Still, CISOs face more work ahead -- with one of the most important goals ensuring they have a strong security foundation built on best practices.
"My advice to CISOs, enterprise security teams and organizations is to master the basics before attempting the exotic," Okwodu at Guidehouse said. "By that I mean focus on reducing your attack surface by developing a strong cybersecurity program that focuses on -- at a minimum -- malware defense, application software security, identity and access management, data protection, incident response management and disaster recovery capabilities."
CISOs should revisit decisions they made during 2020, especially those that permitted security gaps tolerated in the rush to enable remote work as a result of the pandemic. One way to reduce that exposure is to adopt approaches that encompass zero trust, said Neil Daswani, co-director of Stanford University's Advanced Security Program and author of the upcoming book Big Breaches.
"In 2021 CISOs should continue to accelerate their zero-trust initiatives to help them claw back risk, as the zero-trust model is much more effective at managing risks due to remote workers than traditional VPNs and perimeter security models," he said.

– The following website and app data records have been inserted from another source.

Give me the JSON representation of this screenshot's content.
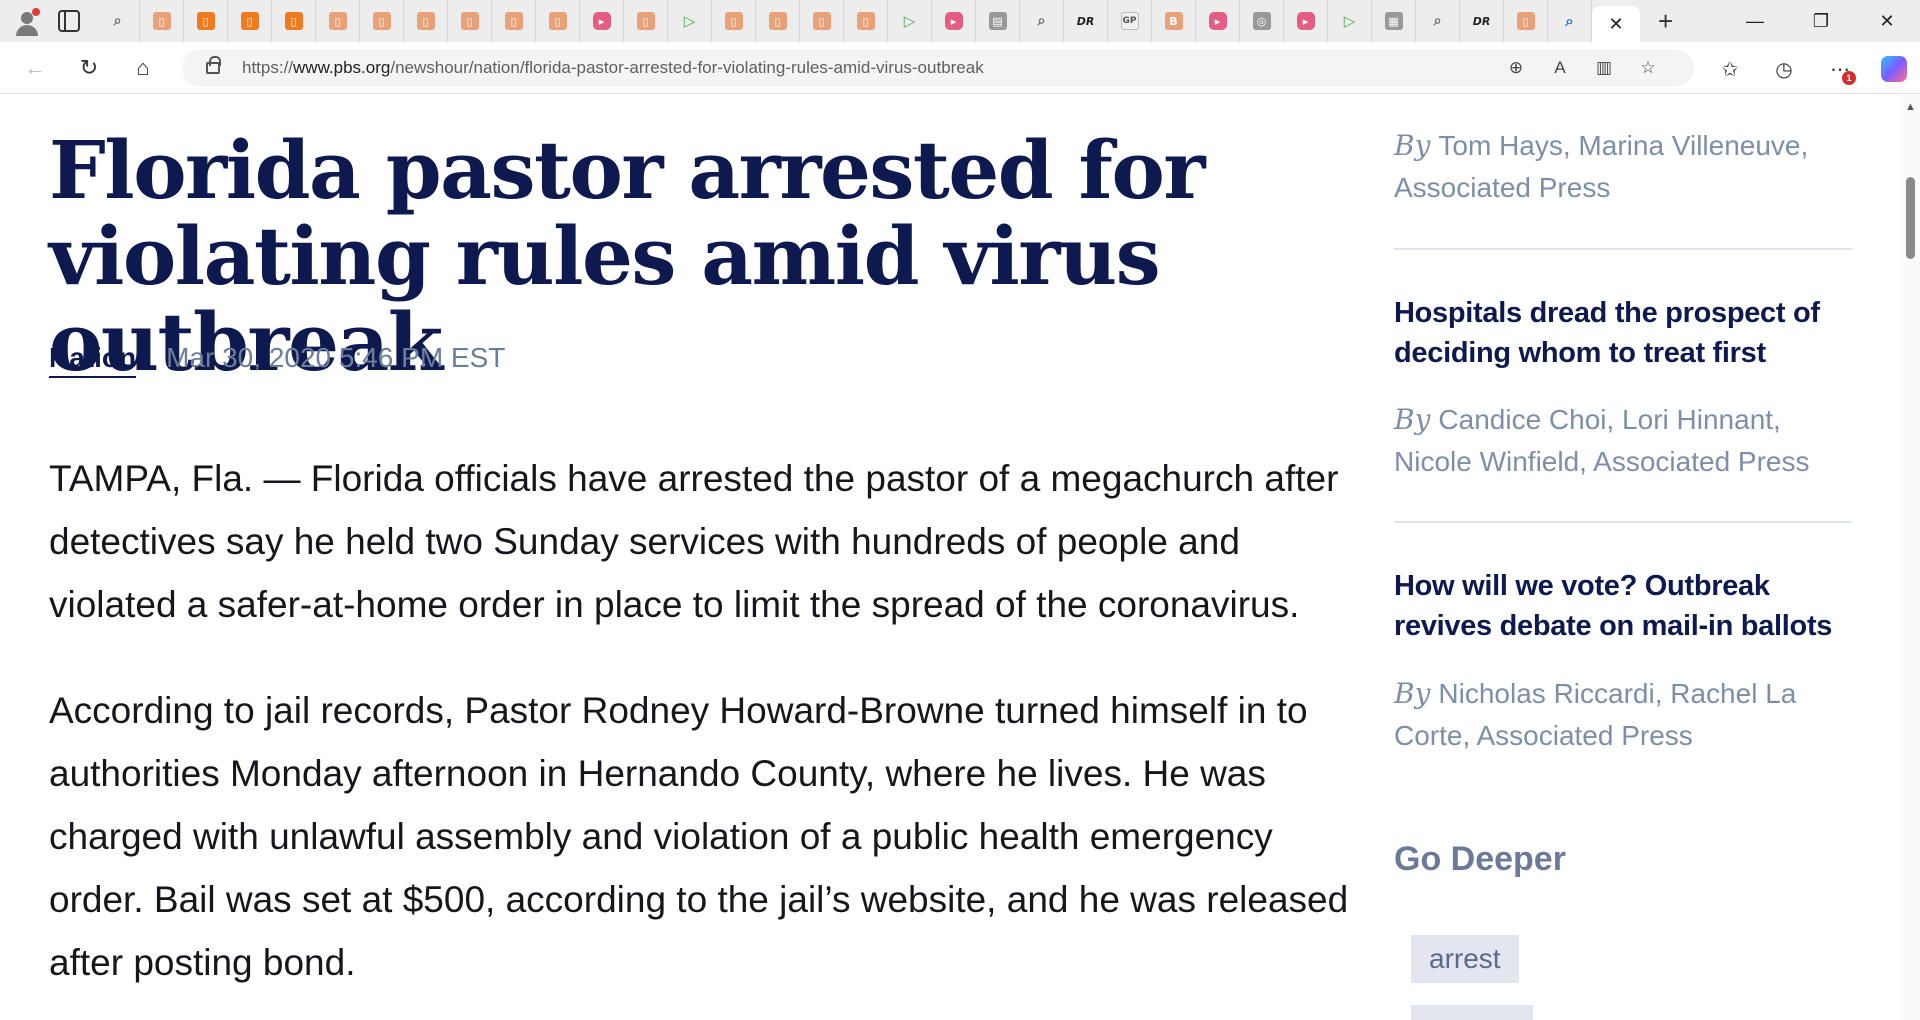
{
  "browser": {
    "url_prefix": "https://",
    "url_domain": "www.pbs.org",
    "url_path": "/newshour/nation/florida-pastor-arrested-for-violating-rules-amid-virus-outbreak",
    "active_tab_close": "✕",
    "new_tab": "+",
    "window_controls": {
      "minimize": "—",
      "restore": "❐",
      "close": "✕"
    },
    "notification_badge": "1"
  },
  "article": {
    "headline": "Florida pastor arrested for violating rules amid virus outbreak",
    "category": "Nation",
    "date": "Mar 30, 2020 5:46 PM EST",
    "paragraphs": [
      "TAMPA, Fla. — Florida officials have arrested the pastor of a megachurch after detectives say he held two Sunday services with hundreds of people and violated a safer-at-home order in place to limit the spread of the coronavirus.",
      "According to jail records, Pastor Rodney Howard-Browne turned himself in to authorities Monday afternoon in Hernando County, where he lives. He was charged with unlawful assembly and violation of a public health emergency order. Bail was set at $500, according to the jail’s website, and he was released after posting bond."
    ]
  },
  "sidebar": {
    "by_label": "By",
    "first_byline": "Tom Hays, Marina Villeneuve, Associated Press",
    "stories": [
      {
        "title": "Hospitals dread the prospect of deciding whom to treat first",
        "byline": "Candice Choi, Lori Hinnant, Nicole Winfield, Associated Press"
      },
      {
        "title": "How will we vote? Outbreak revives debate on mail-in ballots",
        "byline": "Nicholas Riccardi, Rachel La Corte, Associated Press"
      }
    ],
    "go_deeper": "Go Deeper",
    "tags": [
      "arrest"
    ]
  }
}
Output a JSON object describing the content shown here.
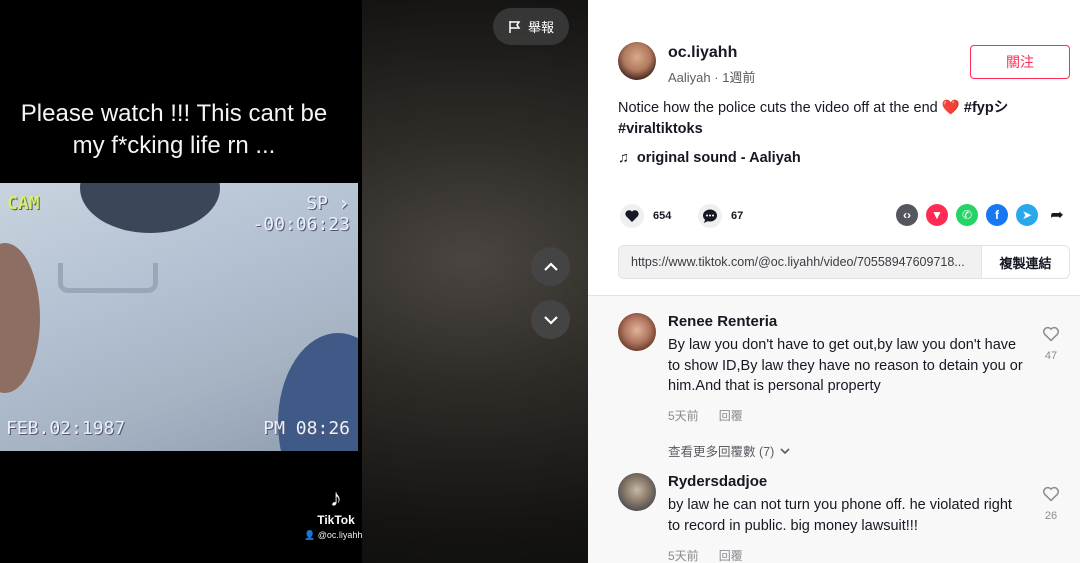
{
  "video": {
    "caption": "Please watch  !!! This cant be my f*cking life rn  ...",
    "vcr": {
      "cam_label": "CAM",
      "mode": "SP",
      "play_symbol": "›",
      "counter": "-00:06:23",
      "date": "FEB.02:1987",
      "time": "PM 08:26"
    },
    "watermark": {
      "brand": "TikTok",
      "user": "@oc.liyahh"
    },
    "report_label": "舉報"
  },
  "author": {
    "username": "oc.liyahh",
    "display_name": "Aaliyah",
    "separator": " · ",
    "posted": "1週前",
    "follow_label": "關注"
  },
  "post": {
    "description": "Notice how the police cuts the video off at the end",
    "emoji": "❤️",
    "tag_fyp": "#fypシ",
    "tag_viral": "#viraltiktoks",
    "music": "original sound - Aaliyah"
  },
  "stats": {
    "likes": "654",
    "comments": "67"
  },
  "share": {
    "url": "https://www.tiktok.com/@oc.liyahh/video/70558947609718...",
    "copy_label": "複製連結"
  },
  "comments": [
    {
      "username": "Renee Renteria",
      "text": "By law you don't have to get out,by law you don't have to show ID,By law they have no reason to detain you or him.And that is personal property",
      "time": "5天前",
      "reply_label": "回覆",
      "likes": "47",
      "view_replies": "查看更多回覆數 (7)"
    },
    {
      "username": "Rydersdadjoe",
      "text": "by law he can not turn you phone off. he violated right to record in public. big money lawsuit!!!",
      "time": "5天前",
      "reply_label": "回覆",
      "likes": "26"
    }
  ],
  "colors": {
    "accent": "#fe2c55",
    "text": "#161823",
    "muted": "#8a8b91"
  },
  "icons": [
    "flag-icon",
    "chevron-up-icon",
    "chevron-down-icon",
    "heart-icon",
    "comment-icon",
    "music-note-icon",
    "embed-icon",
    "tiktok-share-icon",
    "whatsapp-icon",
    "facebook-icon",
    "telegram-icon",
    "forward-icon"
  ]
}
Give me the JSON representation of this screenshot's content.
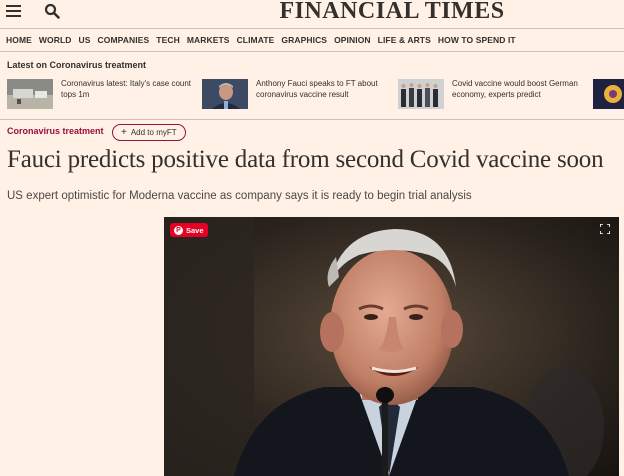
{
  "masthead": "FINANCIAL TIMES",
  "nav": [
    "HOME",
    "WORLD",
    "US",
    "COMPANIES",
    "TECH",
    "MARKETS",
    "CLIMATE",
    "GRAPHICS",
    "OPINION",
    "LIFE & ARTS",
    "HOW TO SPEND IT"
  ],
  "latest": {
    "title": "Latest on Coronavirus treatment",
    "stories": [
      {
        "text": "Coronavirus latest: Italy's case count tops 1m"
      },
      {
        "text": "Anthony Fauci speaks to FT about coronavirus vaccine result"
      },
      {
        "text": "Covid vaccine would boost German economy, experts predict"
      }
    ]
  },
  "article": {
    "topic": "Coronavirus treatment",
    "add_label": "Add to myFT",
    "headline": "Fauci predicts positive data from second Covid vaccine soon",
    "standfirst": "US expert optimistic for Moderna vaccine as company says it is ready to begin trial analysis",
    "save_label": "Save"
  },
  "colors": {
    "background": "#fff1e5",
    "claret": "#990f3d",
    "text": "#33302e",
    "pinterest": "#e60023"
  },
  "icons": [
    "menu-icon",
    "search-icon",
    "plus-icon",
    "pinterest-icon",
    "expand-icon"
  ]
}
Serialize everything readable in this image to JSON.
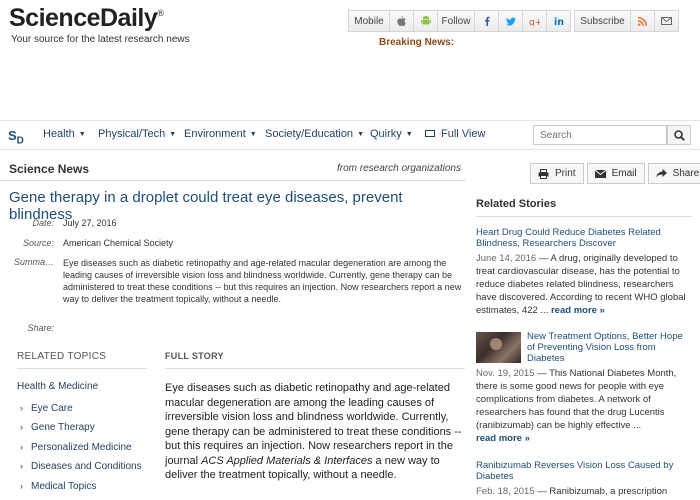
{
  "header": {
    "logo": "ScienceDaily",
    "logo_mark": "®",
    "tagline": "Your source for the latest research news",
    "breaking_label": "Breaking News:"
  },
  "topbar": {
    "mobile": "Mobile",
    "follow": "Follow",
    "subscribe": "Subscribe",
    "icons": [
      "apple-icon",
      "android-icon",
      "facebook-icon",
      "twitter-icon",
      "google-plus-icon",
      "linkedin-icon",
      "rss-icon",
      "email-icon"
    ]
  },
  "nav": {
    "logo": "S",
    "logo_sub": "D",
    "items": [
      "Health",
      "Physical/Tech",
      "Environment",
      "Society/Education",
      "Quirky"
    ],
    "full_view": "Full View",
    "search_placeholder": "Search"
  },
  "section": {
    "title": "Science News",
    "from": "from research organizations"
  },
  "share_buttons": {
    "print": "Print",
    "email": "Email",
    "share": "Share"
  },
  "article": {
    "headline": "Gene therapy in a droplet could treat eye diseases, prevent blindness",
    "date_label": "Date:",
    "date": "July 27, 2016",
    "source_label": "Source:",
    "source": "American Chemical Society",
    "summary_label": "Summa…",
    "summary": "Eye diseases such as diabetic retinopathy and age-related macular degeneration are among the leading causes of irreversible vision loss and blindness worldwide. Currently, gene therapy can be administered to treat these conditions -- but this requires an injection. Now researchers report a new way to deliver the treatment topically, without a needle.",
    "share_label": "Share:",
    "full_story_label": "FULL STORY",
    "story_pre": "Eye diseases such as diabetic retinopathy and age-related macular degeneration are among the leading causes of irreversible vision loss and blindness worldwide. Currently, gene therapy can be administered to treat these conditions -- but this requires an injection. Now researchers report in the journal ",
    "story_journal": "ACS Applied Materials & Interfaces",
    "story_post": " a new way to deliver the treatment topically, without a needle."
  },
  "related_topics": {
    "label": "RELATED TOPICS",
    "head": "Health & Medicine",
    "items": [
      "Eye Care",
      "Gene Therapy",
      "Personalized Medicine",
      "Diseases and Conditions",
      "Medical Topics"
    ]
  },
  "related_stories": {
    "label": "Related Stories",
    "read_more": "read more »",
    "items": [
      {
        "title": "Heart Drug Could Reduce Diabetes Related Blindness, Researchers Discover",
        "date": "June 14, 2016",
        "body": "A drug, originally developed to treat cardiovascular disease, has the potential to reduce diabetes related blindness, researchers have discovered. According to recent WHO global estimates, 422 ..."
      },
      {
        "title": "New Treatment Options, Better Hope of Preventing Vision Loss from Diabetes",
        "date": "Nov. 19, 2015",
        "body": "This National Diabetes Month, there is some good news for people with eye complications from diabetes. A network of researchers has found that the drug Lucentis (ranibizumab) can be highly effective ..."
      },
      {
        "title": "Ranibizumab Reverses Vision Loss Caused by Diabetes",
        "date": "Feb. 18, 2015",
        "body": "Ranibizumab, a prescription"
      }
    ]
  }
}
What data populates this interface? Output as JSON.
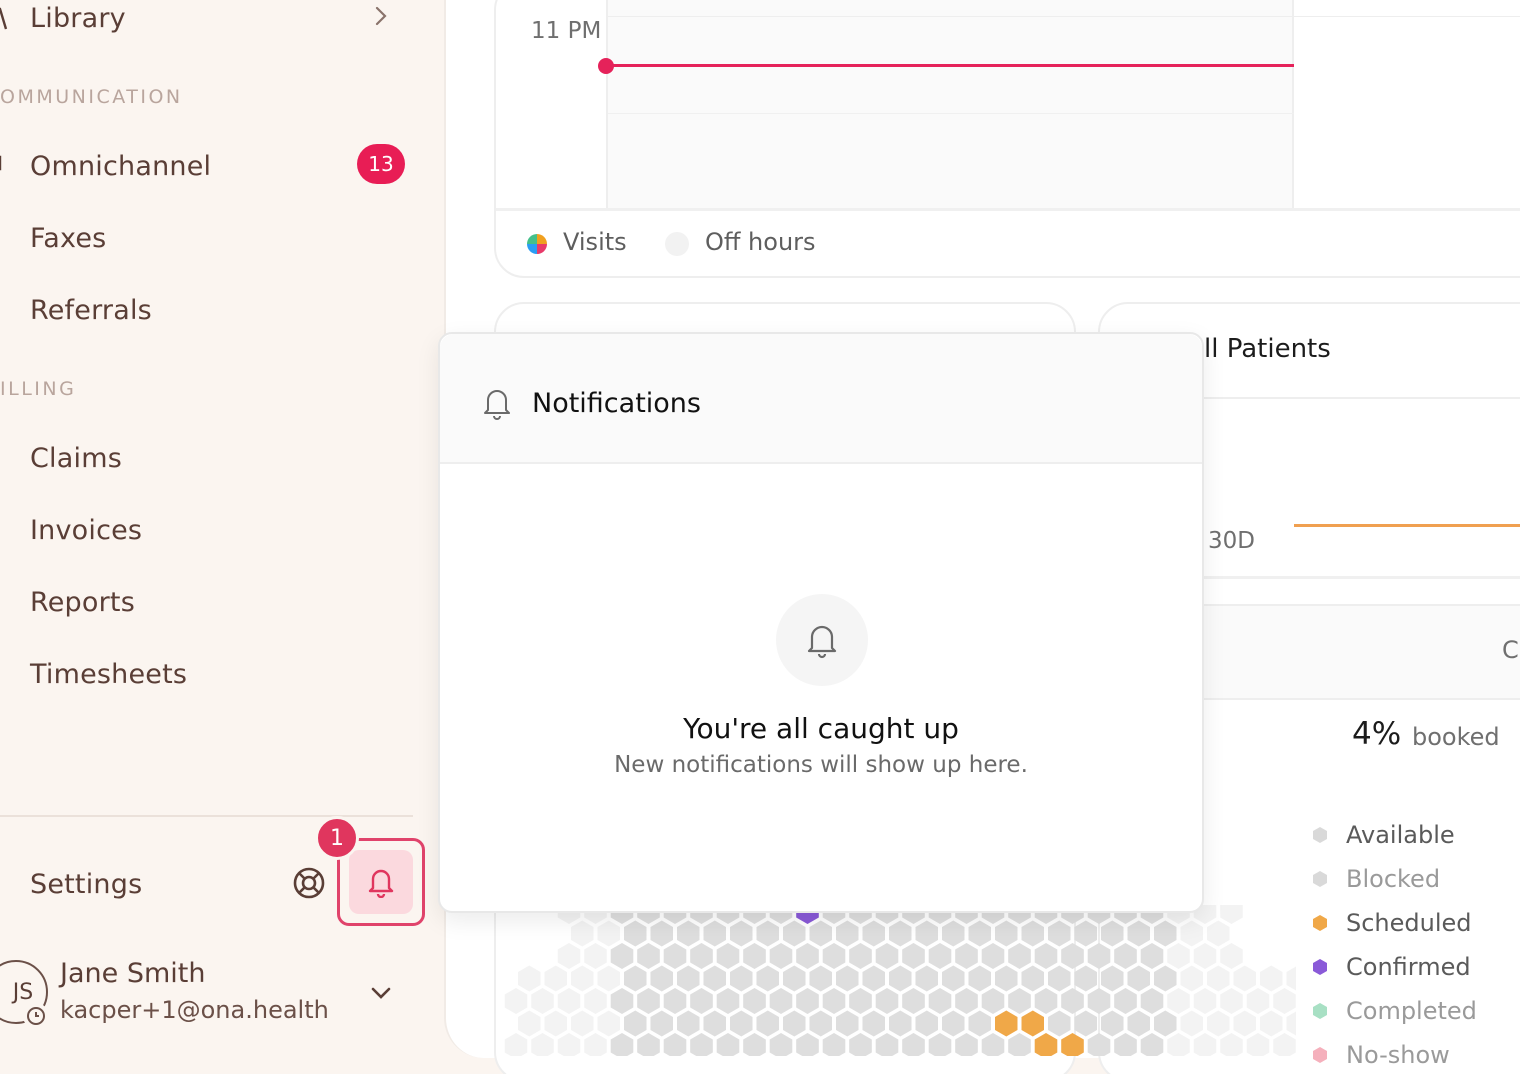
{
  "sidebar": {
    "library": "Library",
    "sections": {
      "communication": "OMMUNICATION",
      "billing": "ILLING"
    },
    "items": {
      "omnichannel": {
        "label": "Omnichannel",
        "badge": "13"
      },
      "faxes": {
        "label": "Faxes"
      },
      "referrals": {
        "label": "Referrals"
      },
      "claims": {
        "label": "Claims"
      },
      "invoices": {
        "label": "Invoices"
      },
      "reports": {
        "label": "Reports"
      },
      "timesheets": {
        "label": "Timesheets"
      },
      "settings": {
        "label": "Settings"
      }
    },
    "notifications_badge": "1",
    "user": {
      "initials": "JS",
      "name": "Jane Smith",
      "email": "kacper+1@ona.health"
    }
  },
  "calendar": {
    "time_label": "11 PM",
    "legend": {
      "visits": "Visits",
      "off_hours": "Off hours"
    },
    "now_color": "#e5225a"
  },
  "patients": {
    "title": "ll Patients",
    "range": "30D",
    "column_partial": "C",
    "booked_pct": "4%",
    "booked_label": "booked",
    "statuses": [
      {
        "label": "Available",
        "color": "#d9d9d9",
        "text_color": "#5a5a5a"
      },
      {
        "label": "Blocked",
        "color": "#d9d9d9",
        "text_color": "#9a9a9a"
      },
      {
        "label": "Scheduled",
        "color": "#f0a848",
        "text_color": "#5a5a5a"
      },
      {
        "label": "Confirmed",
        "color": "#8a5ad8",
        "text_color": "#5a5a5a"
      },
      {
        "label": "Completed",
        "color": "#a8e0c4",
        "text_color": "#9a9a9a"
      },
      {
        "label": "No-show",
        "color": "#f5b0bc",
        "text_color": "#9a9a9a"
      }
    ]
  },
  "notifications": {
    "title": "Notifications",
    "empty_title": "You're all caught up",
    "empty_subtitle": "New notifications will show up here."
  },
  "colors": {
    "accent": "#e81d55",
    "sidebar_bg": "#fbf5f0",
    "hex_empty": "#dedede"
  }
}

Tools that diagnose and analyze network behavior, meantime, are also gaining traction, said Marc Vael, CISO at software vendor Esko and a past ISACA board member. Behavioral analytics software allows organizations to identify -- in real time -- normal and permissible actions even as it flags anomalies that might suggest nefarious behavior. Security, orchestration, automation and response technologies are also letting companies beef up their defenses. "That will be the big hype for next year," Vael said.
Yet even as organizations assess technologies like analytics and zero trust, companies must first understand their own risk postures before they decide which strategies to pursue, Nair at NTT said.
"[Undertaking this exercise] not only addresses the newly created risks, but opens up opportunities for people to truly consider full redesigns and other more disruptive changes that have perhaps been kicked down the road for years now because the business has change fatigue," she said. "We just proved, globally, that we are all far more resilient than we originally believed ourselves to be and people are actually looking for big changes that make their work lives easier. Now is the time step back, take stock, and decide what's next, [to] not be satisfied and stay at this current plateau."